Metallica – "Ride the lightning" (1984)


quarta-feira, novembro 19, 2003

Oceano azulíneo


Escrevo este verso porque tu és o sexo do seu corpo, porque cada palavra é a tua brisa por mim, cada som é a minha mão que passa sobre o verso.

Escrevo esta secreta hamonia porque o teu corpo fecha a solidão metálica no micro-ondas, porque também a tua sombra ausente é uma alegre vertigem de mel.

Cada sílaba é uma pequena espuma do teu perfume de plasma, lembra-me a chuva tropical com cores que pensava já não existirem.

O universo da tua imagem dilui-se em sorrisos quentes pelo meu corpo.

A tua viagem sobre mim é um anzol musical, há um lençol de arco-íris nos teus olhos que ultrapassa toda a penumbra de uma distância milimétrica.

Um misterioso intervalo.

Entre os vales, aquele espaço de leite e algodão que me leva até ti.

Escrevo este verso porque tu és o brilho que mantém as letras unidas, porque se ergue um sentimento adormecido em cada curva que te pertence.

A vida é uma tempestade que se junta ao sol na tua forma de alecrim.


terça-feira, novembro 18, 2003

Fomos


Hoje somos um murmúrio preto.

O som de uma sombra que procura cega o vulto hirto.

A verdade dorme num sonho de gumes confortáveis, já não há a dor jovem e transparente da vitória, já não se faz sanguar os gritos desconhecidos do mar.

As gaivotas são tranquilamente mudas. São o luto de Portugal.

Havia um terreno líquido a percorrer, uma Bíblia que inflamava o músculo até à exaustão. Havia a chuva humana que cantava os frutos originais d'Os Lusíadas.

Os livros vão-se comendo com a espada de uma viagem ao vazio. Escondemos a bandeira luminosa do nosso pai num livro de pó.

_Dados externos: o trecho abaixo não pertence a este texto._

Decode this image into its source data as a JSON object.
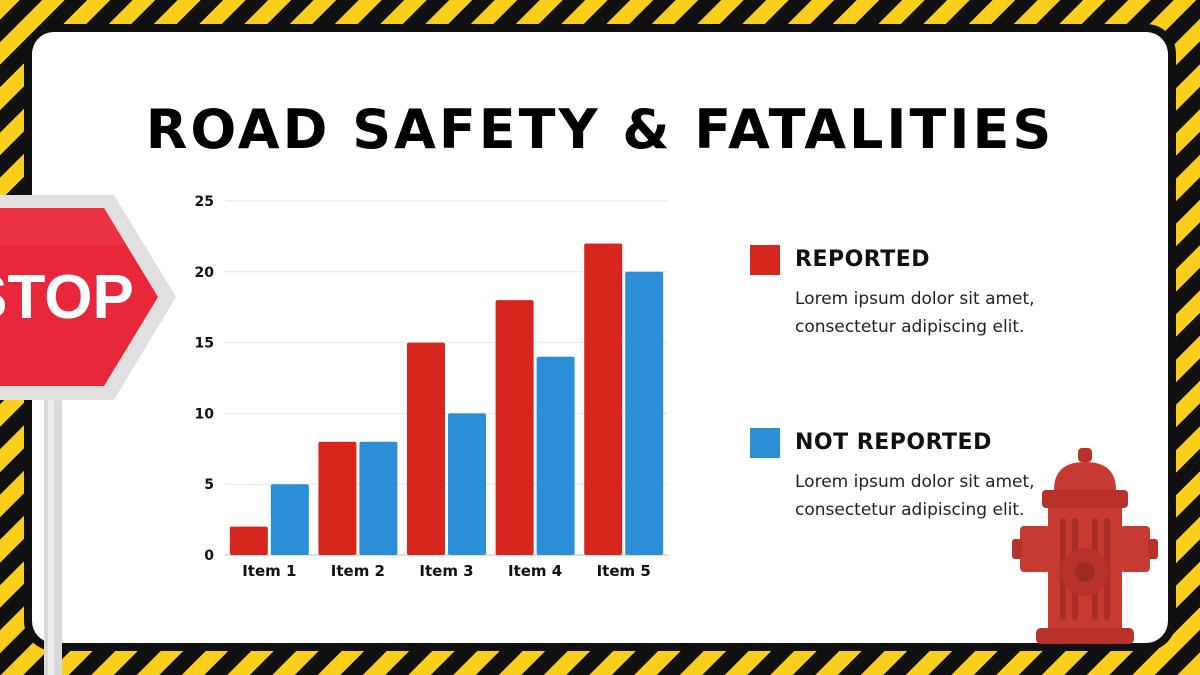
{
  "title": "ROAD SAFETY & FATALITIES",
  "colors": {
    "reported": "#d7261e",
    "not_reported": "#2a8fd6",
    "stripe_yellow": "#f9cf1c",
    "stripe_black": "#111111"
  },
  "icons": [
    "stop-sign",
    "fire-hydrant"
  ],
  "stop_sign_text": "STOP",
  "legend": [
    {
      "label": "REPORTED",
      "desc": "Lorem ipsum dolor sit amet, consectetur adipiscing elit."
    },
    {
      "label": "NOT REPORTED",
      "desc": "Lorem ipsum dolor sit amet, consectetur adipiscing elit."
    }
  ],
  "chart_data": {
    "type": "bar",
    "categories": [
      "Item 1",
      "Item 2",
      "Item 3",
      "Item 4",
      "Item 5"
    ],
    "series": [
      {
        "name": "REPORTED",
        "values": [
          2,
          8,
          15,
          18,
          22
        ]
      },
      {
        "name": "NOT REPORTED",
        "values": [
          5,
          8,
          10,
          14,
          20
        ]
      }
    ],
    "yticks": [
      0,
      5,
      10,
      15,
      20,
      25
    ],
    "ylim": [
      0,
      25
    ],
    "xlabel": "",
    "ylabel": "",
    "grid": true,
    "legend_position": "right"
  }
}
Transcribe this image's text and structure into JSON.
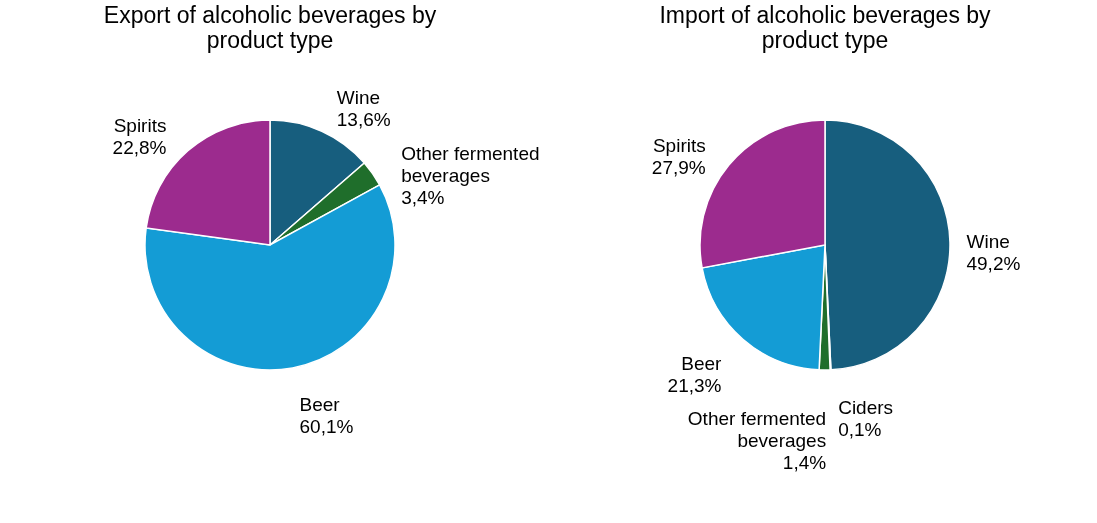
{
  "chart_data": [
    {
      "type": "pie",
      "title": "Export of alcoholic beverages by product type",
      "categories": [
        "Wine",
        "Other fermented beverages",
        "Beer",
        "Spirits"
      ],
      "values": [
        13.6,
        3.4,
        60.1,
        22.8
      ],
      "colors": [
        "#175e7e",
        "#1f6e2b",
        "#149cd5",
        "#9c2b8e"
      ],
      "value_labels": [
        "13,6%",
        "3,4%",
        "60,1%",
        "22,8%"
      ]
    },
    {
      "type": "pie",
      "title": "Import of alcoholic beverages by product type",
      "categories": [
        "Wine",
        "Ciders",
        "Other fermented beverages",
        "Beer",
        "Spirits"
      ],
      "values": [
        49.2,
        0.1,
        1.4,
        21.3,
        27.9
      ],
      "colors": [
        "#175e7e",
        "#3a7a2a",
        "#1f6e2b",
        "#149cd5",
        "#9c2b8e"
      ],
      "value_labels": [
        "49,2%",
        "0,1%",
        "1,4%",
        "21,3%",
        "27,9%"
      ]
    }
  ]
}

Para esquecer o suor. Para desvanecer a glória. Para enganar o sangue.
Para deixar de ser um pouco de cada vez que acordamos.

As mulheres já não esperam pela temperatura musical. As crianças pensam que não existe verdade na voz do vento. Que foi uma primavera de papel na História.

Não vivemos, não matamos o corpo com o cansaço da glória, nunca houve muralhas fora de páginas brancas.

As quinas são nevoeiro liquefeito, palavras escritas com pressa.

Já nem Deus sabe quem fomos.


quinta-feira, novembro 13, 2003

Doces de Setembro


Há mulheres que são um mar de mãos, uma melodia de memória que vamos despertando nos gritos do sémen.

Por vezes há um pássaro que me desperta da alegria prolongada de uma lingerie.

Temos muitas plantas à flor da pele, que penetram em nevoeiros semíferos, e há umbigos que nos continuam sempre desconhecidos.

Há rios de pérolas, visões coloridas que deixamos em vidros, há suor que nunca se sente no sangue.

Lentamente, vamos abafando cristais, contamos mentiras ao mundo para permitir as árvores e os frutos melosos da inocência.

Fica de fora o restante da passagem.